Le matin, aussitôt que j’étais réveillé, je sortais. Je prenais le tramway sur le boulevard Gorbella, qui m'amenait jusqu’à la place Masséna. De là, j’allais à la plage. Je nageais dans l’anse de Rauba Capeu où on dit que le fond marin dégringole aussitôt à de grandes profondeurs. Le nageur se voit ainsi suspendu au-dessus d’un précipice, ou en train de voler dans les airs. Je nage bien, c’est mon grand-père qui m’a appris, au Lavandou, lorsque j’étais enfant. Je suis capable de nager longtemps. Puis, quand le soleil commençait à me brûler le dos, je remontais sur le cours Saleya où je m’asseyais à une terrasse et où je commandais un grand café et des croissants, et je perdais là une heure à lire les journaux. Puis je reprenais le tramway en direction des quartiers Nord. Sur le marché de la Libération, j’achetais des tomates, de l’ail, du basilic, des pêches blanches et du raisin.
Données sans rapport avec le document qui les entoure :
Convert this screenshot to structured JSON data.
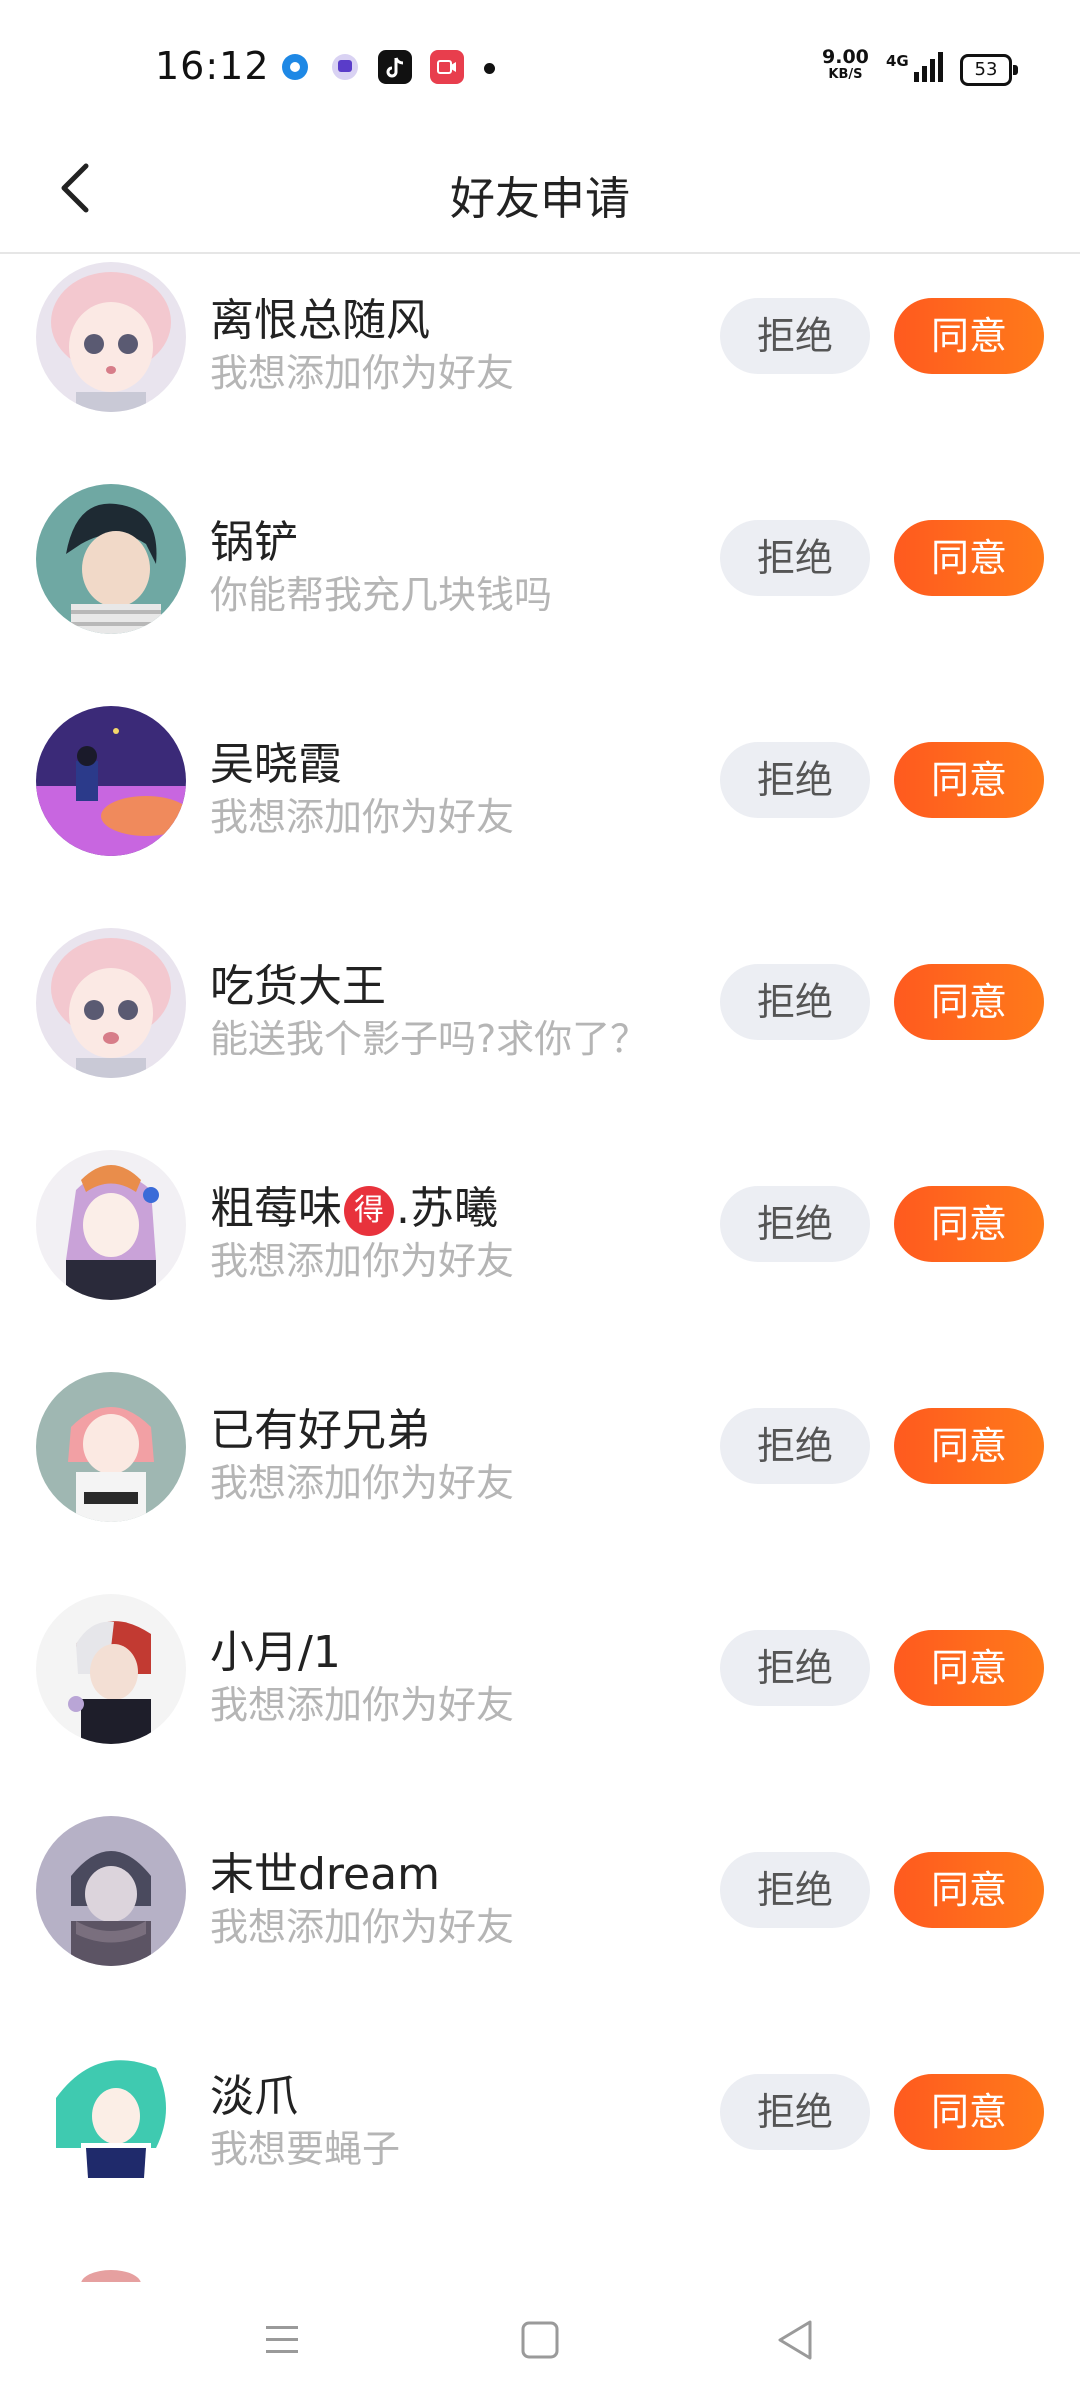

Enfin je remontais à pied, lentement, à l'ombre des facades, jusqu’au haut de l’avenue Saint-Barthélémy, où c’était presque la campagne.
Je déjeunais d’une salade, je buvais deux verres de rosé, peut-être trois, puis je faisais la sieste. À mon réveil, il pouvait être quatre heures de l’après-midi, et j’avais devant moi jusqu’au milieu de la nuit suivante pour travailler sans être distrait par rien, avec juste une petite enceinte près de mon oreille qui jouait en sourdine.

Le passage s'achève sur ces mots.